NOTE: pdECM powder can be stored stably at -80 °C for at least one year. Before pH adjustment, the digested pdECM solution can be stored at -20 °C for one month. Prior to use, thaw the sample of frozen pdECM solution at 4 °C overnight. The pH-adjusted pdECM solution can be stored at 4 °C for up to one week. The digested pdECM solution can be stored at 4 °C for at least a few days but should not exceed 1 week.

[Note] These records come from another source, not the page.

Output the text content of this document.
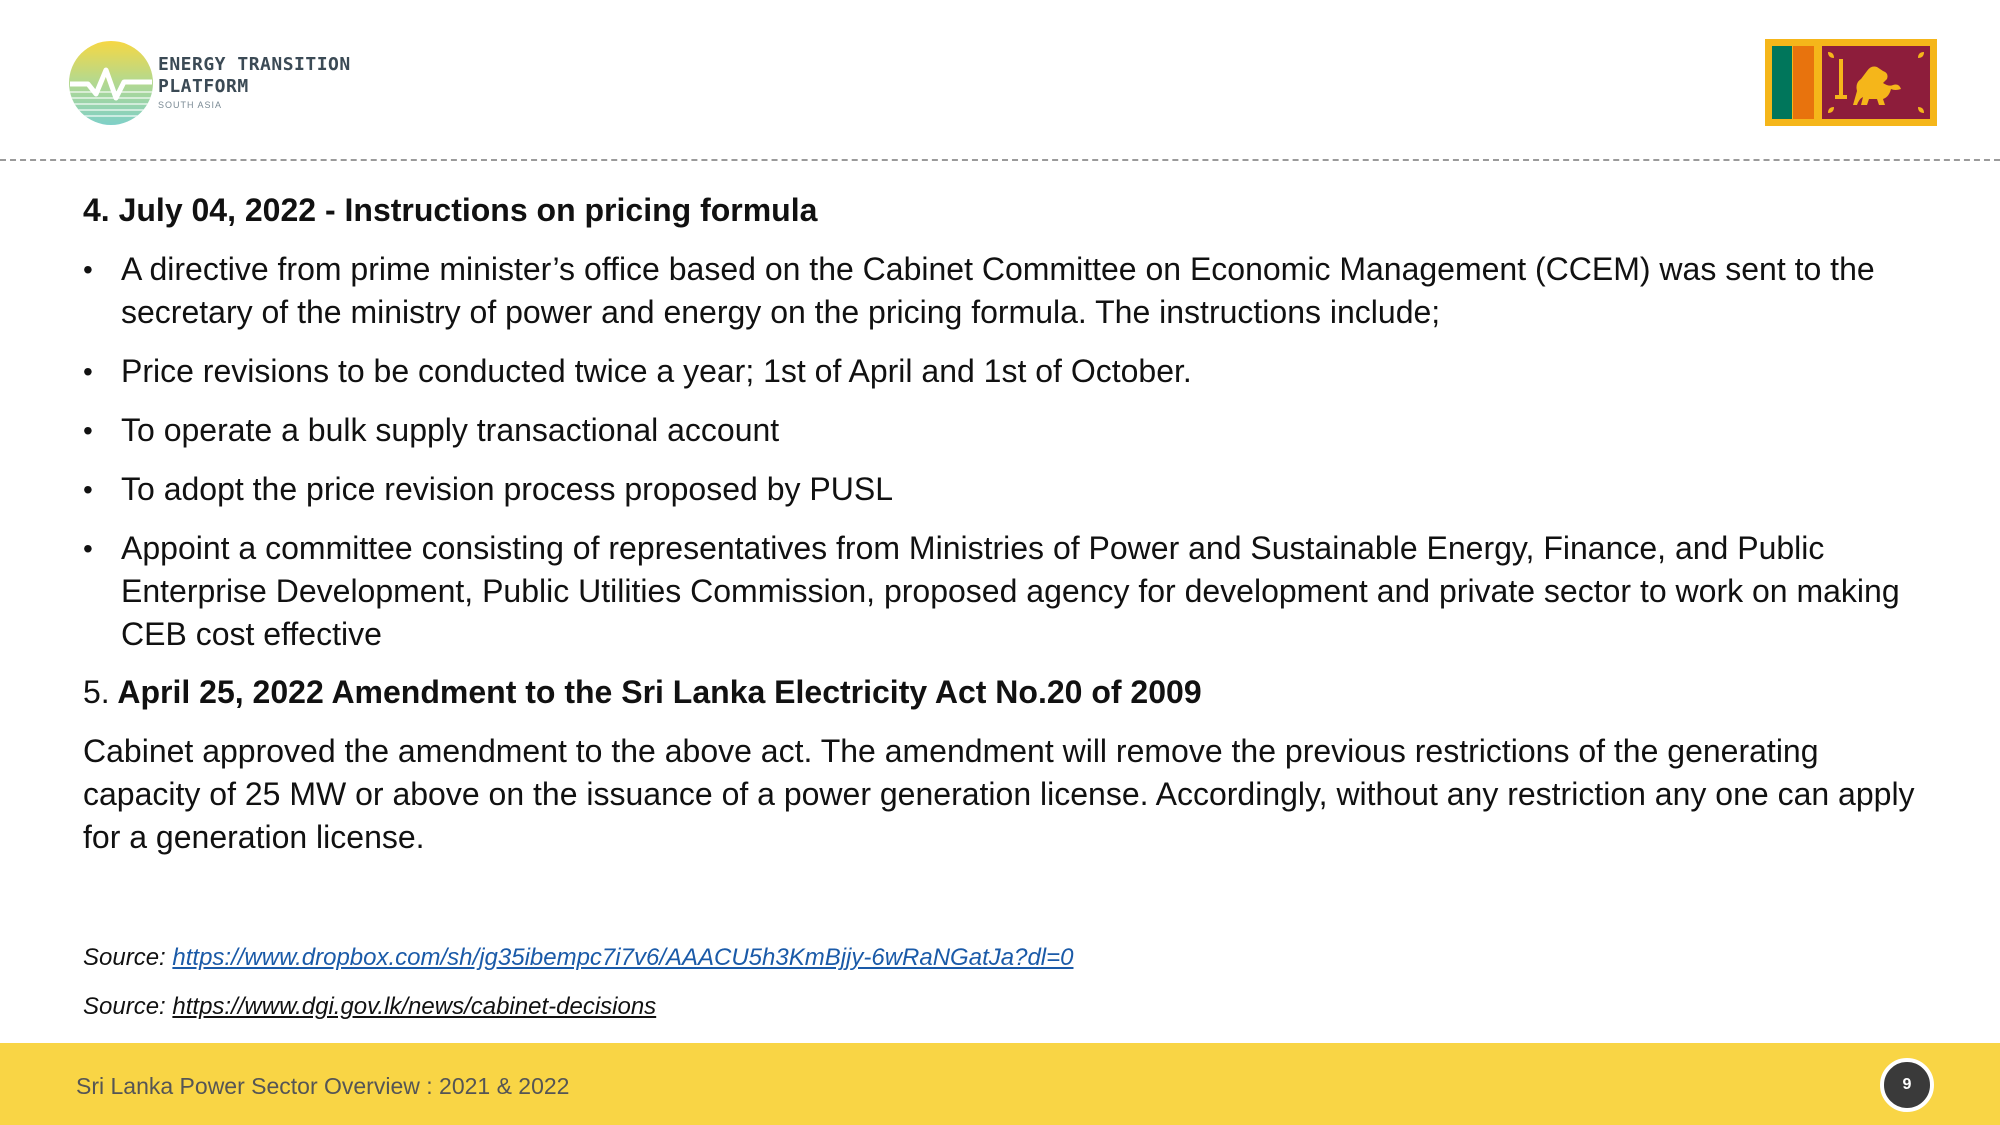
ENERGY TRANSITION
PLATFORM
SOUTH ASIA
4. July 04, 2022 - Instructions on pricing formula
• A directive from prime minister’s office based on the Cabinet Committee on Economic Management (CCEM) was sent to the secretary of the ministry of power and energy on the pricing formula. The instructions include;
• Price revisions to be conducted twice a year; 1st of April and 1st of October.
• To operate a bulk supply transactional account
• To adopt the price revision process proposed by PUSL
• Appoint a committee consisting of representatives from Ministries of Power and Sustainable Energy, Finance, and Public Enterprise Development, Public Utilities Commission, proposed agency for development and private sector to work on making CEB cost effective
5. April 25, 2022 Amendment to the Sri Lanka Electricity Act No.20 of 2009

Cabinet approved the amendment to the above act. The amendment will remove the previous restrictions of the generating capacity of 25 MW or above on the issuance of a power generation license. Accordingly, without any restriction any one can apply for a generation license.

Source: https://www.dropbox.com/sh/jg35ibempc7i7v6/AAACU5h3KmBjjy-6wRaNGatJa?dl=0
Source: https://www.dgi.gov.lk/news/cabinet-decisions
Sri Lanka Power Sector Overview : 2021 & 2022	9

1. Digest the freeze-dried pdECM with pepsin.
   1. For effective digestion of bioink, pulverize the lyophilized pdECM with liquid nitrogen using a mortar and pestle.
   2. Collect 200 mg of the pdECM powder in the 50 mL conical tube and add 20 mg of the pepsin and 8.4 mL of the 0.5 M acetic acid (final concentration is 2 w/v%).
   3. Place the magnetic stir bar in the 50 mL conical tube and stir at 300 rpm for 96 h.
2. Adjust pH of digested pdECM solution.
   NOTE: In order to avoid gelation before pH adjustment, this process should be conducted on ice.
   1. Filter out the undigested particles in the pdECM solution using a 40 µm cell strainer using a positive displacement pipette on ice to obtain the optimal digestion of parts.
   2. Add 1 mL of the 10x PBS and vortex before using NaOH.
   3. Adjust the pH to 7 with 10 M NaOH checking the pH with pH indicator strips.
      NOTE: Vortex each time NaOH is added so that the bioink is thoroughly mixed with the other reagents.

4. Rheological analysis

1. Experimental setup
   1. Prepare the 1.5% (w/v) of pdECM bioink to assess the rheological properties.
   2. Establish a 20 mm cone plate geometry (cone diameter of 20 mm with a 2° angle) in rate-controlled mode of a rheometer.
   3. Create experimental sequences in the installed software (TRIOS) to measure the viscosity, gelation kinetics, and dynamic modulus of the pdECM bioink.
      1. Viscosity: Place the pdECM bioink on the plate. Measure complex viscosity (Pa·s) of pdECM bioink under an increasing shear rate from 1 to 1,000 s^-1 at a constant temperature of 15 °C.
      2. Gelation kinetics: Place the pdECM bioink on the plate. Calculate the complex modulus (G*) by measuring the storage and loss modulus of pdECM bioink at 4-37 °C with an incremental increase rate of 5 °C/min (time-sweep mode).
      3. Dynamic modulus: Place the pdECM bioink on the plate at 37 °C for 60 min prior to measurement. Measure the frequency-dependent storage modulus (G') and loss modulus (G'') of the pdECM bioink in the range of 0.1-100 rad/s at 2% strain.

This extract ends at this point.